At that time, a little-known CIA program was being run at Guantanamo known as "Penny Lane," which was designed to turn key prisoners into CIA assets. A segment of the Pakistani press maintains that Tehrik-i-Taliban is, or at least began as,
a CIA asset.
In 2013
the Associated Press reported:
WASHINGTON (AP) — A few hundred yards from the administrative offices of the Guantanamo Bay prison, hidden behind a ridge covered in thick scrub and cactus, sits a closely held secret...In these buildings, CIA officers turned terrorists into double agents and sent them home.
Abdullah Mehsud spent 25 months in Guantanamo, where he was
fitted with a prosthetic limb before he was released. After his release, Mehsud wasted no time and immediately set to recruiting his tribesmen to fight
US, NATO, and Pakistani government forces. Mehsud played a key role in building the organization.
Prior to the 2013 AP report, the existence of such a camp as Penny Lane had been a closely guarded secret.
Abdullah Mehsud was
killed 2007. His clansman, the reputed founder of Tehrik-i-Taliban, Bailtullah Mehsud, was killed in a drone strike in 2013, at his
$120,000 mansion in South Waziristan, Pakistan. Of the double agents produced at Penny Lane, the AP reported:
All were promised money. Exactly how much each was paid remains unclear. But altogether, the government paid millions of dollars for their services, officials said. The money came from a secret CIA account, codenamed Pledge...
In the Joint Task Force Guantanamo report
"JTF-GTMO Information on Detainees" dated March 4, 2005, the report states:
We know of several former detainees from JTF-GTMO that have rejoined the fight against coalition forces. We have been able to identify at least ten by name. Press reporting indicates al Qaida-linked militants recently kidnapped two Chinese engineers and that former detainee Abdullah Mahsud (sic) their reputed leader, ordered the kidnapping...Mahsud, now reputed to be a militant leader, claimed to be an office clerk and driver for the Taliban from 1996 to 1998 or 1999. He consistently denied having any affiliation with al Qaida.

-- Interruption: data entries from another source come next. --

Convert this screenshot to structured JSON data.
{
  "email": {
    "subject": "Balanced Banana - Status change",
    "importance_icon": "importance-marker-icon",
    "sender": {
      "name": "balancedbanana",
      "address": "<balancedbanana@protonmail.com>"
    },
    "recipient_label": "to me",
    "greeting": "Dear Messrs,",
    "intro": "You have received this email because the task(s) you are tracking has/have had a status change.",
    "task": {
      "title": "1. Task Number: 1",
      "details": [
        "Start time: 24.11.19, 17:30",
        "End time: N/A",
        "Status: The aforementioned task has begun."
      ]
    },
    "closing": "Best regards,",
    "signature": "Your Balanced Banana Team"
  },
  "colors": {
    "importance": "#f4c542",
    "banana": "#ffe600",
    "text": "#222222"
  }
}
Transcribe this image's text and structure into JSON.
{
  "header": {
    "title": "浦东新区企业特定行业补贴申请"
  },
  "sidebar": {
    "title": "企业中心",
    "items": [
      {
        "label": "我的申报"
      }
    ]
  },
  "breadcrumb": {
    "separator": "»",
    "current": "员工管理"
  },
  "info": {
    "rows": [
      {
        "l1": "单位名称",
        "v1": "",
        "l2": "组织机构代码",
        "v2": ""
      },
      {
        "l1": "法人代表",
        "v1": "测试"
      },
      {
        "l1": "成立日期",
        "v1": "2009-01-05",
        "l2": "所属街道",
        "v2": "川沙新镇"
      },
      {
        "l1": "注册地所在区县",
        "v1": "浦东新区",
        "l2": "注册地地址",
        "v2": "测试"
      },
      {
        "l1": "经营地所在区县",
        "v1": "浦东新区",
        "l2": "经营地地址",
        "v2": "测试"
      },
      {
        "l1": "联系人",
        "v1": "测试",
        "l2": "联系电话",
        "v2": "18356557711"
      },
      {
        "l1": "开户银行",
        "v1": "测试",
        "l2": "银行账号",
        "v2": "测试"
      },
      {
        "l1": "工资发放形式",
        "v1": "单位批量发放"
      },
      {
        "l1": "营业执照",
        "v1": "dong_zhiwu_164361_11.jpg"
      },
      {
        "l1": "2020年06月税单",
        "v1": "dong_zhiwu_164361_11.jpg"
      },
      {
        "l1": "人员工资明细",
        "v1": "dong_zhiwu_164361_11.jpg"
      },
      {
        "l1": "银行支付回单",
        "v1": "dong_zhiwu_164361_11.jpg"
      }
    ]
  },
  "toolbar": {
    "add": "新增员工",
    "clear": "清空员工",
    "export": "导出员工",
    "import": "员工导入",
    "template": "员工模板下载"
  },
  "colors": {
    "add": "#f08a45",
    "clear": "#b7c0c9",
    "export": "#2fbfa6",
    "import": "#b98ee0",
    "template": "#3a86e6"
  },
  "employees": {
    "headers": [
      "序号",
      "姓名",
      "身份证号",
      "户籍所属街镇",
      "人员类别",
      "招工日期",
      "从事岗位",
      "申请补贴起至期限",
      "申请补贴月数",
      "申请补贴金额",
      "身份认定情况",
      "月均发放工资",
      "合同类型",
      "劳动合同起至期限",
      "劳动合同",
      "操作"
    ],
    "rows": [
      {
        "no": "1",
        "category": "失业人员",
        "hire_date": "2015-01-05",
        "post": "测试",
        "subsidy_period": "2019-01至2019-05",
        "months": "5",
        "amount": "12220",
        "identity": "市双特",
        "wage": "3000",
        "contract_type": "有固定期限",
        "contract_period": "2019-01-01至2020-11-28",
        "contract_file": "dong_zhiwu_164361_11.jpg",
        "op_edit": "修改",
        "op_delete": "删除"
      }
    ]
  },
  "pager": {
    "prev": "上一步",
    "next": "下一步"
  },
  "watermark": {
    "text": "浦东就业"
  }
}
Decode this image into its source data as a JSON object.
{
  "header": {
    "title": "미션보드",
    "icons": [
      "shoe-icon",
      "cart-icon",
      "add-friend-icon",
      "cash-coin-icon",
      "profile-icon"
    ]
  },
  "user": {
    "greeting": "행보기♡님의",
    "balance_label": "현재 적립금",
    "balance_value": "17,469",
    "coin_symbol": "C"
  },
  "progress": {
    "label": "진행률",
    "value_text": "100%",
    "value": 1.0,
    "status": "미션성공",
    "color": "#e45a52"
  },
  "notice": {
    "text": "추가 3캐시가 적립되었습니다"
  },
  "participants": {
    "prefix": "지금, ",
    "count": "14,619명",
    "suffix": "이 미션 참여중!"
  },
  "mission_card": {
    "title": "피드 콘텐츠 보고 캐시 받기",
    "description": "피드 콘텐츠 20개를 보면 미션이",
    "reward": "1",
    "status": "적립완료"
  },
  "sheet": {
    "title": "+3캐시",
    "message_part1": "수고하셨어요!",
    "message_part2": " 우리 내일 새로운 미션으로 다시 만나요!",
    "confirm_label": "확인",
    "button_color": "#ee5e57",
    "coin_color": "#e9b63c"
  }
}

Declassified document, JTF-GTMO, March 4, 2005
defense.gov
The entry refers to an episode in 2004 in which Abdullah Mehsud's tribesmen kidnapped two Chinese engineers.
On Tuesday, Tehrik-i-Taliban Pakistan claimed credit for an
attack at a school in Peshawar which left 141 people dead, 132 of which were children.
The Afghan Taliban itself was a
product of US support for the Mujihadeen before, during, and after the Soviet invasion of 1979.